(no title)
lcvw | 1 year ago
I have worked with C++ almost every day for a decade now, and I’ll be sad to see it go. This is not what the thought leaders should be focusing on at all. If you’re unhappy with std:: expected just don’t use it? Why can’t we focus on fixing the thousands of security vulnerabilities that cause real harm and money and endless developer time to try to work around.
on_the_train|1 year ago
Real issues for my peers and myself are things like the thirst for reflections, the thirst for throwing out old garbage. Certain gripes with language details like initialization, the way a few things have been implemented etc.
I genuinely feel puzzled by the topics of all these cpp posts.
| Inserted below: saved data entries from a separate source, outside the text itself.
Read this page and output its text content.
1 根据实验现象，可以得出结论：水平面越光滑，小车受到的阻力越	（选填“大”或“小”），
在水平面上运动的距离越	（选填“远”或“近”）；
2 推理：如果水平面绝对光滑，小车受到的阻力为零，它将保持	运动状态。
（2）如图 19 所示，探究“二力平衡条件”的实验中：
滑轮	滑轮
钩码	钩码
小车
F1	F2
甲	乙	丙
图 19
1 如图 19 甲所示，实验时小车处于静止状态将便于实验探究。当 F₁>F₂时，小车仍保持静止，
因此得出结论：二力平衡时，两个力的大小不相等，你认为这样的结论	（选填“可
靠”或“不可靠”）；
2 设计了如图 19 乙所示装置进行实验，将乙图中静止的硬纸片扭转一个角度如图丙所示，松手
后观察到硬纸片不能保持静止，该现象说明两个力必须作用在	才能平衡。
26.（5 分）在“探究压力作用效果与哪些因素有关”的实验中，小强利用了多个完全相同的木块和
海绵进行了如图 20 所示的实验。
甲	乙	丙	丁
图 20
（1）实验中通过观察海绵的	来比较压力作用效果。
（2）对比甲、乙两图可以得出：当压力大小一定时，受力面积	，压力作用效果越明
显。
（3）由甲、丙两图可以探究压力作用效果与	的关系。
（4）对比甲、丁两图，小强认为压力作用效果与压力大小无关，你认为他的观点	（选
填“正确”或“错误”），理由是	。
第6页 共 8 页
Is everyone coding ultra low level with tooling from 1999?
pjmlp|1 year ago
One thing that has changed is that nowadays software is everywhere, cyberattacks as well, with corporations and goverments putting numbers into the dollars that get burned in developer salaries, fixing CVEs, rolling out updates, downtimes caused by bug fixes, insurance claims, insurance premiums, lawsuits, malfunction software which consultancies have to fix free of charge,.....
lcvw|1 year ago
majikaja|1 year ago
zevets|1 year ago
There is a time and place for performance optimized code - but usually where the hot loop is well known, and its a tiny minority of the program.